In a 6-3 opinion by Justice Breyer, the Court reversed and remanded.  The Court rejected both the “fairly traceable” test and the respondent’s suggestion to use a “proximate cause” standard, finding neither well-founded under the Act.  The Court also rejected the bright-line test urged by the County and the Solicitor General of the United States that the Act applies only where a point source delivers pollutants directly to a navigable water, a position advanced by the United States Environmental Protection Agency (EPA) in an interpretive rule.  That approach, the Court feared, would allow a source to evade permit requirements.

Instead, the Court established its own test, finding a permit for discharges to groundwater where those discharges are “the functional equivalent of a direct discharge from the point source into navigable waters,” meaning that “the discharge reaches the same result through roughly similar means.”  This would be determined on a case-by-case basis, considering such factors as the purpose of the Act, whether a decision would interfere with state regulation of groundwater, the length of the discharge, the time taken to migrate from the point source to a jurisdictional water, the nature of the material through which the pollutant travels, and others.

The Court thus left it to permit writers, regulatory guidance drafters, and the lower federal courts to interpret and apply these factors over time—which may bring the issue back to the Supreme Court.

Atlantic Richfield

On April 20, the Court decided Atlantic Richfield Co. v. Christian, et al.  The Court found state courts have jurisdiction over state-law claims related to CERCLA sites, but that EPA must grant property owners who are CERCLA potentially responsible parties (PRPs) permission before the owner can take action that differs from the EPA site remedy.

At issue was the Anaconda Smelter Superfund Site, a 300-square-mile area on EPA’s National Priorities List that had begun operation in the 1880’s.  EPA has overseen work at the site for over three decades.  In 2008, owners of private property within the Site filed suit in state court, asserting various tort claims arising out of historic contamination. The plaintiffs sought damages to fund restoration activities at their properties beyond the measures EPA had required. The state court rejected defendant’s claim that CERCLA foreclosed the plaintiffs’ suit, and the Supreme Court granted cert.

The Court first held that state courts could hear some state-law claims related to a CERCLA site. Atlantic Richfield had argued that because CERCLA barred a federal court from hearing challenges to an EPA remedy, it likewise barred the plaintiffs’ state-court actions.  The Court disagreed, finding that CERCLA did not divest a state court of jurisdiction over non-CERCLA claims—and that plaintiffs’ damages claims were distinct from the EPA-ordered remedy.

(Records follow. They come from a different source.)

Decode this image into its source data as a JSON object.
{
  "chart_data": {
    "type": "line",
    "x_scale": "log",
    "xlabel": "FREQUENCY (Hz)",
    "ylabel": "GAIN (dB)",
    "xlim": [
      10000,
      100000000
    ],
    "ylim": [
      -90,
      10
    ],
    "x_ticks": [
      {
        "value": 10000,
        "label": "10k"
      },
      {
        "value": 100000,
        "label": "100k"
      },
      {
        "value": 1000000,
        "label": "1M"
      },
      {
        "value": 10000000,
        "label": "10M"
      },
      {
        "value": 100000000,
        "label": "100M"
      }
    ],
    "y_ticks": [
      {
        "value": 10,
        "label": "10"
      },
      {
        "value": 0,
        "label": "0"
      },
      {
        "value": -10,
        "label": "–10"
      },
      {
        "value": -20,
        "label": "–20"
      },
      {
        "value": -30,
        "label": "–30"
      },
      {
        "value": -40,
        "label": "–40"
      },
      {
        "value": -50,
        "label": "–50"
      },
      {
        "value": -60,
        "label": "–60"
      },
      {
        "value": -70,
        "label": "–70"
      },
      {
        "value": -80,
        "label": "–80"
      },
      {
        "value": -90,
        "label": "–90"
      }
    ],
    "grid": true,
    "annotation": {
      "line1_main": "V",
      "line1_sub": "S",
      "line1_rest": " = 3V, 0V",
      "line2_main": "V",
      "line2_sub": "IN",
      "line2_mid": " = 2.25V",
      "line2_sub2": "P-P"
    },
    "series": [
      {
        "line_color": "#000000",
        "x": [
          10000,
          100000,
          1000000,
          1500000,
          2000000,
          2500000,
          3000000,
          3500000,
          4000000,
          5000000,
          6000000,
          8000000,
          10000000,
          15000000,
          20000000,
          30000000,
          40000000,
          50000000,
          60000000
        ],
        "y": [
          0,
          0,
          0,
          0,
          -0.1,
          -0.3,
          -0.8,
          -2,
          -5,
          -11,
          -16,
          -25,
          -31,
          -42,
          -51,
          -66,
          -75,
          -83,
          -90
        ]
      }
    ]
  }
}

The Court then held, however, that CERCLA prevents PRPs from using state law to require cleanup beyond the remedy EPA had ordered, unless they first obtained EPA’s agreement.  As current owners of property within the site, the plaintiffs were PRPs under CERCLA § 107(a)—a status that did not allow them to interfere with EPA’s remedy, even if at the end of the day EPA would not have required these owners to fund it.  Otherwise, the Court explained, “property owners would be free to dig up arsenic-infected soil and build trenches to redirect lead-contaminated groundwater without even notifying EPA. . . . We doubt Congress provided such a fragile remedy for such a serious problem.”

As such, the ruling does put to rest the question whether all state-law claims are foreclosed—while providing PRPs that implement an EPA remedy at CERCLA sites some certainty that a state court may not order work beyond the remedy EPA selected.  The Court has left other questions open, however, such as what broader rights a plaintiff may have who is not a PRP or whether PRP claims that are not remedial would be allowed.  Those questions, as in Maui, will be left to future litigation to resolve.